Microsoft Artificial Intelligence (AI) could soon revolutionize data collection in the game of cricket, enhancing methods to analyze batsmen’s performance as well as the fan experience.
Partnering with former Indian cricketer Anil Kumble’s startup Spektacom, Microsoft has developed a five gram, credit card sized AI chip that can be attached to a cricket bat to transmit real-time data on four measurable parameters that will determine the efficacy of a cricket shot; quality, speed, twist, and speed. It can also measure the power transferred from the ball to the bat at the moment of impact. This data can be used by both professional and amateur players to improve performance via instant feedback. Bats fitted with the chip are referred to as ‘Powerbats.’

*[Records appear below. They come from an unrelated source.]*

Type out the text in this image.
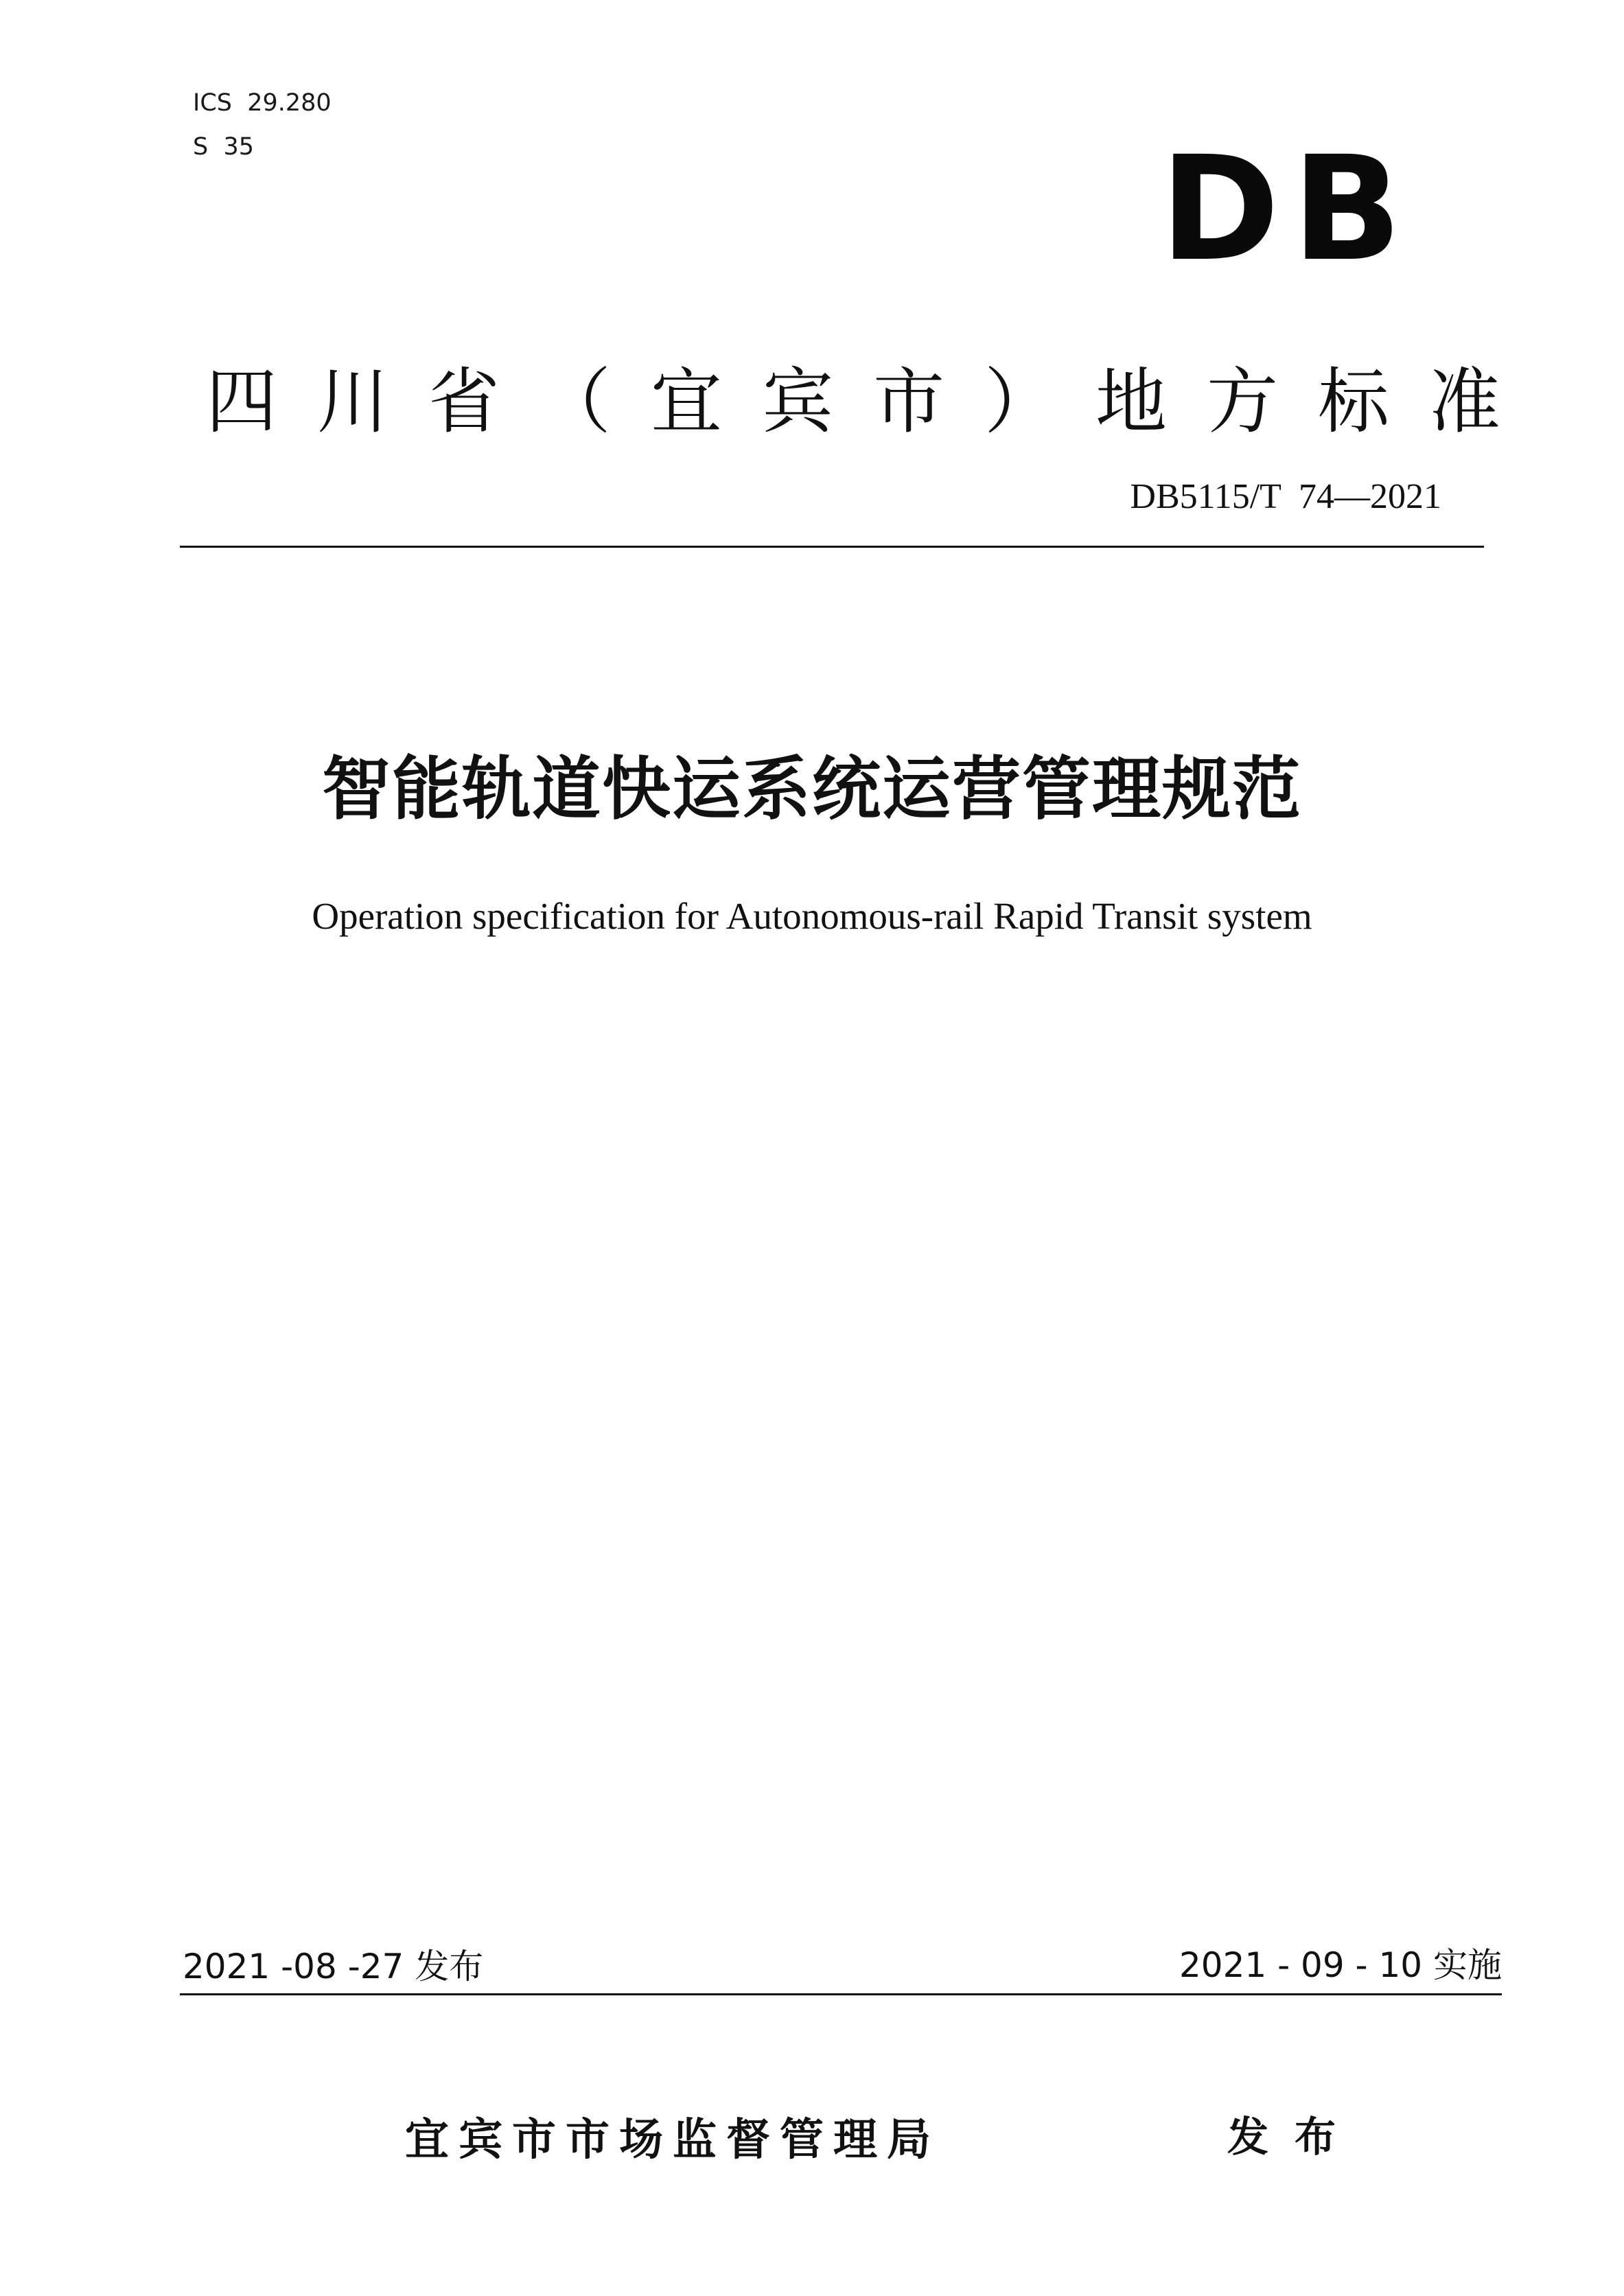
ICS  29.280
S  35	DB
四川省（宜宾市）地方标准
DB5115/T  74—2021
智能轨道快运系统运营管理规范
Operation specification for Autonomous-rail Rapid Transit system
2021 -08 -27 发布	2021 - 09 - 10 实施
宜宾市市场监督管理局	发布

The data from the chip is captured and processed by Microsoft’s Azure Sphere, a Linux-based operating system created by the company for Internet of Things applications. The information is then stored in Microsoft’s Azure Cloud platform. From here the data is provided to players, coaches, trainers, broadcasters, commentators and the audience during a match (or after it). In professional games, the sticker communicates using Bluetooth Low Energy with an edge device called the Stump Box which is buried behind the wicket.
The AI stickers can be charged using any wireless charger. According to Kumble, the sticker will fully charge in 90 minutes and a single charge lasts 48 hours. The former India cricket team captain also says that the chip would not be intrusive for batsmen.
“If it’s intrusive, you wouldn’t want to use it no matter what valuable data is thrown at you. It doesn’t change the balance (of the bat) or pick-up. The data that comes out will only enhance the performance and skill,” he said.